I can still remember the first time I met Vince, in the “People’s Room” at Town Hall just days after arriving at The Press. I walked up to introduce myself, and he greeted me with, “How are things in Zelienople?”

I froze. Zelienople is the tiny little Pennsylvania community next door to where I went to high school. In the brief biography published in the paper upon my hiring, I never mentioned Zelienople. How on earth did this man know about Zelienople? Had he done research on me?

No, it turned out he had been through tiny Zelienople one time, and he remembered it (and, more impressively, pronounced it correctly) when reading about where I came from. It might have been luck, or coincidence. Either way, it was a spooky first impression.

A few weeks or months later, a particularly biting editorial appeared in The Press, targeting the supervisor. Vince stopped me on the street and began to deliver a hot-tempered reply for me to deliver back to the Press offices, to whomever wrote it. “Vince,” I stopped him, “I wrote that.”

For the next 10 minutes, he delivered a rebuttal right on the sidewalk along Hampton Road—shouting, poking me in the chest, grimacing, stopping on occasion to smile and wave at someone passing in a car, then turning back and immediately picking up where he left off, mid-grimace.

It wasn’t the last time I faced his wrath. The next time, I definitely deserved it.

While still supervisor, he’d sent an e-mail suggesting something we might want to write about. Late one Tuesday evening, I passed his e-mail along to the Town Hall reporter, adding a message with something offhandedly snarky, like, “Check it out, because you know you can only believe half of what Vince says.”

At 7 the next morning, my office phone rang.
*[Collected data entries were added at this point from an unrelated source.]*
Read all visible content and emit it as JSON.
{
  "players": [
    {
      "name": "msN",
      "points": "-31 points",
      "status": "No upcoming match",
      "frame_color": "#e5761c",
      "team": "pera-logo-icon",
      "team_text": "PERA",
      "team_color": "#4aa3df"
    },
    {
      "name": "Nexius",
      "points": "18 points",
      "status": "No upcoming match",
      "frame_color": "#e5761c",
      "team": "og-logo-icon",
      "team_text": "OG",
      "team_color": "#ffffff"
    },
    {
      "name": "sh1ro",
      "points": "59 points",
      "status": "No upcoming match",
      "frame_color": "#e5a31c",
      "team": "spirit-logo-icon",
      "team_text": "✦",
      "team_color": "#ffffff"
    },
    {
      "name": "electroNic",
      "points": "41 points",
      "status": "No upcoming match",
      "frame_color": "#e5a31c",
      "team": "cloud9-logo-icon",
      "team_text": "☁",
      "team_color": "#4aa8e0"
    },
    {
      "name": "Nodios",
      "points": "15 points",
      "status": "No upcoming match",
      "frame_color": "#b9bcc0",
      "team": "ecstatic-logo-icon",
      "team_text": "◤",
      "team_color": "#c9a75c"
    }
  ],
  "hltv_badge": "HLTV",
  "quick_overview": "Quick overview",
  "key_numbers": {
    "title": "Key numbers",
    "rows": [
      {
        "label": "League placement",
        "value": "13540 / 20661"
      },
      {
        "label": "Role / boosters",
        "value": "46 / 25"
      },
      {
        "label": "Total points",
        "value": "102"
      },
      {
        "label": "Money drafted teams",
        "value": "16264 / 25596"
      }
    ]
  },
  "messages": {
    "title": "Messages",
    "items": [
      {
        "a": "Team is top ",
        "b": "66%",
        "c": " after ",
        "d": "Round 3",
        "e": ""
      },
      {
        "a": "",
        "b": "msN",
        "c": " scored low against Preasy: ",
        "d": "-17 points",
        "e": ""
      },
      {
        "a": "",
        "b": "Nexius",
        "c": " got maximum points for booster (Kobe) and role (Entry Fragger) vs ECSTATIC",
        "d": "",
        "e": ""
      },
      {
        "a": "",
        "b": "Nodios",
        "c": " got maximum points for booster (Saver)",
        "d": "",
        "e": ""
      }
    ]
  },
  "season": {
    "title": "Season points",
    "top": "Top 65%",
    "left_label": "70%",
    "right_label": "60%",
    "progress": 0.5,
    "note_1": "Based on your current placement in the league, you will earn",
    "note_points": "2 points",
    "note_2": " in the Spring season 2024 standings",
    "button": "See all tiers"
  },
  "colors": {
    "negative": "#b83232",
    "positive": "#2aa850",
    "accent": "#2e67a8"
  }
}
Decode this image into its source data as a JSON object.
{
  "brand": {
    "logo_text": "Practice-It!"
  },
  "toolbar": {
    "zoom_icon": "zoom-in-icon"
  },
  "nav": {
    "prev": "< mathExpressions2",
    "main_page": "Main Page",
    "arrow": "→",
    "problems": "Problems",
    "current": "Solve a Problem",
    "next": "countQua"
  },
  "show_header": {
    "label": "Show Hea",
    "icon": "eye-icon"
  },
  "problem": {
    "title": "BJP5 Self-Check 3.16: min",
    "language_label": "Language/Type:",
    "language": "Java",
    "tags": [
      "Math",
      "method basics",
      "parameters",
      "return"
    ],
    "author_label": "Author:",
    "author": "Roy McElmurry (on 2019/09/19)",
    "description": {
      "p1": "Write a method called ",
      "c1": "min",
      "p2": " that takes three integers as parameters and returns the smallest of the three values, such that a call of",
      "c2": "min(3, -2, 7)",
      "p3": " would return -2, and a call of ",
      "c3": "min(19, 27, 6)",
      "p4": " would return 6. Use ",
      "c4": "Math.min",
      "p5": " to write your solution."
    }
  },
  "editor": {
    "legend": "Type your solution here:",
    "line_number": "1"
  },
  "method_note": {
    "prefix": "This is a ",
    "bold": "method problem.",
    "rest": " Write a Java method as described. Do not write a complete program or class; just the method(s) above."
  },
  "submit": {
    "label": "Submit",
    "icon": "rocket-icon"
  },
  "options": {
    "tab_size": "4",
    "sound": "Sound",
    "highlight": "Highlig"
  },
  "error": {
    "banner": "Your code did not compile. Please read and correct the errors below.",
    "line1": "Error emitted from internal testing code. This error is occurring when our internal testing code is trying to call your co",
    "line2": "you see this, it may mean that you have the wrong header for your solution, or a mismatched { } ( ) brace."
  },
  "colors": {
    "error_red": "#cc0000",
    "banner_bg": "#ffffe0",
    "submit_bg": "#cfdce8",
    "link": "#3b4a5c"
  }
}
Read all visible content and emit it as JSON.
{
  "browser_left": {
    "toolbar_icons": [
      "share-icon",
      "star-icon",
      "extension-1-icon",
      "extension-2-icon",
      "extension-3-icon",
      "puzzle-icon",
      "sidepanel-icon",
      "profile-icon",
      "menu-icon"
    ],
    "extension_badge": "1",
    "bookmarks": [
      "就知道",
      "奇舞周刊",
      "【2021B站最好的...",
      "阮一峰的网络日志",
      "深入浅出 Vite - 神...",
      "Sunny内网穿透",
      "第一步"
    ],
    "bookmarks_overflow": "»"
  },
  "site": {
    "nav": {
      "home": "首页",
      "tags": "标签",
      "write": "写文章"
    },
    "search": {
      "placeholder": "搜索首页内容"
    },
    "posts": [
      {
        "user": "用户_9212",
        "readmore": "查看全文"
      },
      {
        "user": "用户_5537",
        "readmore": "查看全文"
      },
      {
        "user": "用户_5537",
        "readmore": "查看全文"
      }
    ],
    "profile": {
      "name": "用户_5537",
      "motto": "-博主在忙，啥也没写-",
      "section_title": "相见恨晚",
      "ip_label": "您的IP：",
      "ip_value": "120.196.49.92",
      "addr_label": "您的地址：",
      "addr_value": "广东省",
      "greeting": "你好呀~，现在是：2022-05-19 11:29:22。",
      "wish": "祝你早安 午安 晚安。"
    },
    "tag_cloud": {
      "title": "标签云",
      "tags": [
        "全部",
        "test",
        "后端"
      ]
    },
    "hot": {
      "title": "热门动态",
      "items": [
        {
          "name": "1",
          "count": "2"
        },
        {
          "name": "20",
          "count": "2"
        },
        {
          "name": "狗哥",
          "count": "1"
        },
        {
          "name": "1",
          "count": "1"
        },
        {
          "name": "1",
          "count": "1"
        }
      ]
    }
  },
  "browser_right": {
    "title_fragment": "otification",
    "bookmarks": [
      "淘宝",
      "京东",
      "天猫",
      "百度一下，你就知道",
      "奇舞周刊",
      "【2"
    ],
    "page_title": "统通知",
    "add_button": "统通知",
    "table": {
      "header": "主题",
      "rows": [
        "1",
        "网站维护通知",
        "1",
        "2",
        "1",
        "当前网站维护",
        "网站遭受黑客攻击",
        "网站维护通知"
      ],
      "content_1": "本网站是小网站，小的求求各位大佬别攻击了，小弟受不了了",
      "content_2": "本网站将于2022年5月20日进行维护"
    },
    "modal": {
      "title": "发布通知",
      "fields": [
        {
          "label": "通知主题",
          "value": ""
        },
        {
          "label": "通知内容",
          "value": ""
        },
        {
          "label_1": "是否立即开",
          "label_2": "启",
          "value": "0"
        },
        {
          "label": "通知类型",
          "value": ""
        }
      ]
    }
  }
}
It was Vince, and I quickly came to the realization that I had, in fact, hit “reply” instead of “forward”—and Vince had gotten the message.

He had called me while riding his bike to Town Hall from Hampton Bays. In between puffing and panting, and the sounds of traffic passing him by, he weaved a tapestry of obscenity and hurled it at me. I could do nothing but glumly agree with him—I was indeed a @$%^*#@)$. And, no, I didn’t really think that about Vince—and that, ultimately, was the most important thing to him.

Over the years, we butted heads time and time again. Politically, there were distinct disagreements. Ultimately, it reached a point when the newspaper chose not to endorse Vince for reelection in 1999, even though he was running for reelection all but unopposed, since his two opponents on the ballot had dropped out.

“Mr. Cannuscio will not get our endorsement for supervisor,” we wrote in October of that year, blasting his administration for being “in charge during the worst years of Southampton’s development,” and saying that administration was “the greatest threat” to the town’s rural character.

To balance out the negative stuff to come, we included the following, which was sincere and accurate: “The incumbent is a remarkable man in many ways—he’s clearly a political animal, a man who loves his job immensely, who has grown into it over the years, who puts in a full work day and then some. He does a lot of the little things right: he is a charismatic guy who knows people’s names, responds to constituents, and is mindful of his public image.”

A few days later, I heard a campaign advertisement on WLNG quoting only the favorable paragraph, then ending with, “So, listen to The Southampton Press and vote for Vince Cannuscio!” I had to laugh ... it was a nifty bit of political jujitsu, and pure Vince.

A few other things were pure Vince: His absolute, unabashed love for his family, friends and community. His larger-than-life presence. His giant smile. That voice, which I will hear always, greeting me with “Joey!” and that mischievous smile.

I’m really going to miss that an awful lot.

Joseph Shaw is executive editor of the Press Newspaper Group.